Guest writer

OPINION | LASHANNON SPENCER: A bold plan

Start nurses’ training in high school

Driving down Markham Street in Little Rock a few days ago, I noticed a sign hanging from a nursing home, announcing "Now Hiring" nurses. The sign served as a reminder of how the pandemic has negatively impacted the health-care work force.

If such signs are posted in urban areas, imagine the plight rural communities face. I immediately called friends in Mississippi and California, and each of us commiserated about nursing shortages. My friends indicated that licensed practical nurses (LPNs) were being recruited to return to hospital settings because of a shortage of registered nurses (RNs).

We clearly must develop innovative solutions to address the growing work-force shortage occurring within the health-care sector. Why not start with thinking about the individuals who will compose the future work force?

Let's build a pipeline that offers high school students classes and labs in the nursing field that will result in an LPN certificate after graduating from high school. This would call for bold changes with legislation, education curriculum frameworks, and health-care regulations, but it's worth the effort. We must be strategic.

An LPN provides basic medical care under the direction of registered nurses and doctors. These services include checking blood pressure, reporting patient status and concerns to the registered nurses and doctors, providing comfort to patients such as bathing or dressing, and listening to the patients' concerns. According to the U.S. Bureau of Labor Statistics, the employment of licensed practical and licensed vocational nurses (LPNs and LVNs) is projected to grow 9 percent from 2019 to 2029.

Over the last few years, many school districts across Arkansas have experienced the value of partnering with companies to allow students to shadow staff members, creating apprenticeships and internship programs, and providing academic credit for students enrolled in career technical education courses. These models that link learning to post-secondary pathways and possible career opportunities have proven to be very successful. They also help teach soft skills, such as leadership.
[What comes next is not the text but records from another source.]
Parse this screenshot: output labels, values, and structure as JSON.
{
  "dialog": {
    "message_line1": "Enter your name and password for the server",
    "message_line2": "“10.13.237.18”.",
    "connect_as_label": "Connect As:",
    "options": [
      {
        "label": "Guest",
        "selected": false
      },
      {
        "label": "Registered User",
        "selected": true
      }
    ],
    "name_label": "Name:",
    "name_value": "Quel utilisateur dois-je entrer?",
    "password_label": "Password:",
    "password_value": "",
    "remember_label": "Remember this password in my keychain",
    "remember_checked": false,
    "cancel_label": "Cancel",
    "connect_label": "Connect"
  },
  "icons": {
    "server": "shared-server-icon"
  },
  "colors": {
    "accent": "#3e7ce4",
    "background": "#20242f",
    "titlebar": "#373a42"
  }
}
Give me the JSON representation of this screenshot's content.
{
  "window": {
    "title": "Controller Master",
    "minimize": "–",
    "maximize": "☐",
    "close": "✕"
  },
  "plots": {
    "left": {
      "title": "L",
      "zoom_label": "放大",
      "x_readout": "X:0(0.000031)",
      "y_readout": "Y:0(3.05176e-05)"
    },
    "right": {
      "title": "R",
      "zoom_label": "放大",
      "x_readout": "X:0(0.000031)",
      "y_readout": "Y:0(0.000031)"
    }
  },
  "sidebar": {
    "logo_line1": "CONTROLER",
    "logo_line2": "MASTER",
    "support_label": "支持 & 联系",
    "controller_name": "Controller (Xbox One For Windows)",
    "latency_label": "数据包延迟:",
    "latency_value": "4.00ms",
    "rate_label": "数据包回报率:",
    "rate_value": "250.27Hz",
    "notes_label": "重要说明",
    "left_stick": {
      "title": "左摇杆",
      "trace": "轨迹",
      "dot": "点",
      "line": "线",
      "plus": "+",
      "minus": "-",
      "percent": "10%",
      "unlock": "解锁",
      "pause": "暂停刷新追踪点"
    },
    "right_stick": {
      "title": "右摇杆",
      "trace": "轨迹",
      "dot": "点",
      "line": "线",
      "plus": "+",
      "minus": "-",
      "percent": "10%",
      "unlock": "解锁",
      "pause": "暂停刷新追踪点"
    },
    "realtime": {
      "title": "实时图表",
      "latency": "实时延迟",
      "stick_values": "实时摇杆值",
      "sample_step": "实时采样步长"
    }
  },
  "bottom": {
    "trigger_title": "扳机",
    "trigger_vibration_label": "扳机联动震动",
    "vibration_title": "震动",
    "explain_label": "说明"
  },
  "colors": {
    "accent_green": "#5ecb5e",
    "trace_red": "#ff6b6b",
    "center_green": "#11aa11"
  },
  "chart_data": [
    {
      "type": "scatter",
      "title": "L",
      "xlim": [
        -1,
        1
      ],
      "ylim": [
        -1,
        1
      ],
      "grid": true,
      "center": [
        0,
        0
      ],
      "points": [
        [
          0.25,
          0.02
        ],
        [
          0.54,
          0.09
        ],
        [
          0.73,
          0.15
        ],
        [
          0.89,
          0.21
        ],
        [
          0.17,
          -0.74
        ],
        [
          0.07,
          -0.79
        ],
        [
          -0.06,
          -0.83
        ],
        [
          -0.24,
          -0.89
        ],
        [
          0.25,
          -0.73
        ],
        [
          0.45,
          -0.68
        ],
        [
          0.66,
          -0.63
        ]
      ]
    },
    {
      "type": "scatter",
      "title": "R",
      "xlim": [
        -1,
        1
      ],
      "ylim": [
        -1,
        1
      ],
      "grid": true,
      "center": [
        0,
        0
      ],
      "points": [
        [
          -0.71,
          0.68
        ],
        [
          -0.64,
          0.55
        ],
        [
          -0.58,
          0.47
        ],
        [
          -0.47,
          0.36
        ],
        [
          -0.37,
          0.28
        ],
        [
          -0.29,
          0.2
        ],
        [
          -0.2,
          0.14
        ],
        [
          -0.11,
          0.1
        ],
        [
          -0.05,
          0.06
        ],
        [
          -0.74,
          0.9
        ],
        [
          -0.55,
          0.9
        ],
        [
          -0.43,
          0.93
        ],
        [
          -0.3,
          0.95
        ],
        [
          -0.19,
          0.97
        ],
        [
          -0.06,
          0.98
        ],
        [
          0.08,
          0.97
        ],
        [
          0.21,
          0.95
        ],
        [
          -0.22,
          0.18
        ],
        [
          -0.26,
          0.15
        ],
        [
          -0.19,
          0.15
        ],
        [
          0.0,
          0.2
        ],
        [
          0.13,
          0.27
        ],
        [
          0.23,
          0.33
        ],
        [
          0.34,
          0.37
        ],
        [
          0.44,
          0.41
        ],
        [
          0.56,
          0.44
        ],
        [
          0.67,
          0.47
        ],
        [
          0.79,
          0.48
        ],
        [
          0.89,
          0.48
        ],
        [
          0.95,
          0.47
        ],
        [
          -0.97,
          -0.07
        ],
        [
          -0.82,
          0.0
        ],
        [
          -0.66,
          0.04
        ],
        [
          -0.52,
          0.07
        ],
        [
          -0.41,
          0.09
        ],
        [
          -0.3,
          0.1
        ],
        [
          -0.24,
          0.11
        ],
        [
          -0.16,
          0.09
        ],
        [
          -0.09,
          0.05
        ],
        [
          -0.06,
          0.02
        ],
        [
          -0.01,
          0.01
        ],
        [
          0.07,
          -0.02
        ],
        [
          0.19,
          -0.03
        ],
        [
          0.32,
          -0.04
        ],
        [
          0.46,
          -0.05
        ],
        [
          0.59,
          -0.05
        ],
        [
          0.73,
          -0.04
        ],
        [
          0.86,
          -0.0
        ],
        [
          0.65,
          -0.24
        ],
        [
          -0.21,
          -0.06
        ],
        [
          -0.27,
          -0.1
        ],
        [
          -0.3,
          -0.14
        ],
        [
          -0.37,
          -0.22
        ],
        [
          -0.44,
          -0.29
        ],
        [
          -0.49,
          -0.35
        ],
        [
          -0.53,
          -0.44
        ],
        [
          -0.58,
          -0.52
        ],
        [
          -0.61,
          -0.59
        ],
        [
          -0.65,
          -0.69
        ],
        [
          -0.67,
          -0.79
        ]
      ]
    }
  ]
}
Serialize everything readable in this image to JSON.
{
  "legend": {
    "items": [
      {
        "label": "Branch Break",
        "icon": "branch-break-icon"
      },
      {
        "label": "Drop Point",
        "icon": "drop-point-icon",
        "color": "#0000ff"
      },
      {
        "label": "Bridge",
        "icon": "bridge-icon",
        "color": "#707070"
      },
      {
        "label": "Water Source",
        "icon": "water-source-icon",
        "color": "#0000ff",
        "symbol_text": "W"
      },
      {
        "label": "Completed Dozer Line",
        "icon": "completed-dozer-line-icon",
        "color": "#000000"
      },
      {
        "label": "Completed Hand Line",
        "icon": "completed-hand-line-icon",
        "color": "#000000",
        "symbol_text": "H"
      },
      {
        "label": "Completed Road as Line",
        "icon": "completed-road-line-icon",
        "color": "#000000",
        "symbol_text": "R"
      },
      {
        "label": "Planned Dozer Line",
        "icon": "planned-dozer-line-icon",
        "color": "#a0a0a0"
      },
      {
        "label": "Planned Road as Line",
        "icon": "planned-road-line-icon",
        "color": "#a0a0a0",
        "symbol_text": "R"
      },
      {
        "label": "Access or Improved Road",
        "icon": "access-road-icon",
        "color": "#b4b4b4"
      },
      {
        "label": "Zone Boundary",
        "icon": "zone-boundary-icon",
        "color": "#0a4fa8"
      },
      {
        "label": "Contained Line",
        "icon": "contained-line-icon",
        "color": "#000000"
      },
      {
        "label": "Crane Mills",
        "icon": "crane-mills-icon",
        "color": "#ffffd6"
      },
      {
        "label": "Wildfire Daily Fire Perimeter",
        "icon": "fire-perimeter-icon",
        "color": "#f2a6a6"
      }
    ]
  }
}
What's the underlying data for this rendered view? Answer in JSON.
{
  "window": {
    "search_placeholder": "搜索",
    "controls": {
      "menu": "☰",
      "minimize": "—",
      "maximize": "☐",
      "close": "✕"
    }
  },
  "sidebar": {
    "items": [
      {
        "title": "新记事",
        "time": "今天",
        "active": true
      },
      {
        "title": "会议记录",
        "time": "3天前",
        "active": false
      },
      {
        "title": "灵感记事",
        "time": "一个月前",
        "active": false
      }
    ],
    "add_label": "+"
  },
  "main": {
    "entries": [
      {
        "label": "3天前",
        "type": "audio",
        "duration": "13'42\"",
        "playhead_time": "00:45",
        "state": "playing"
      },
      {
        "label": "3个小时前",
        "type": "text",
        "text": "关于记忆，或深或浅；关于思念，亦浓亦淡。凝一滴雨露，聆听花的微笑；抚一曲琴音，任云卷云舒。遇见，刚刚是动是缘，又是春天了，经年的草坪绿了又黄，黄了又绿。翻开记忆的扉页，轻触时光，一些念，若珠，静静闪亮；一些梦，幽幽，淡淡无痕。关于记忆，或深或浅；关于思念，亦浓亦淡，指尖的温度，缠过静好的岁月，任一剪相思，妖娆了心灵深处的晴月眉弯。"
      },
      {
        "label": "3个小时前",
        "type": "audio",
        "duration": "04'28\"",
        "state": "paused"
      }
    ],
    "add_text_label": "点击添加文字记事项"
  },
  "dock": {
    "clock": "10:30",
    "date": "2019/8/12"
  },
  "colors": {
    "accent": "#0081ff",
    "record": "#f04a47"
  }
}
A high school LPN program would emphasize and drive home to students at a young age the importance of providing quality, compassionate care to those in need.

Such LPN programs would require, of course, proper coordination with school counselors to ensure other academic requirements are met. For example, a student could start with a nursing fundamentals course in the ninth grade and take a sequence of classes concluding with a nursing practicum, or internship, in the 12th grade.

Medical clinicians would serve as instructors. They would teach students the importance of showing up on time for work, keeping to a schedule, completing a list of tasks, and being accountable, stressing the importance of providing quality patient satisfaction.

This would allow many students to emerge from high school after successfully passing the exam to receive their LPN certification. They would have the opportunity to make a living wage and earn real-world work experience while participating in a certification program. Research shows that working in high school, and then later in college, leads to higher wages. According to the Bureau of Labor Statistics, the median income for an LPN was $47,480, which is $22.83 per hour. Obtaining an LPN certification prepares students to enter high-paying, in-demand, health-care careers. Such programs also demonstrate that students have acquired the required knowledge and can pass an aligned test.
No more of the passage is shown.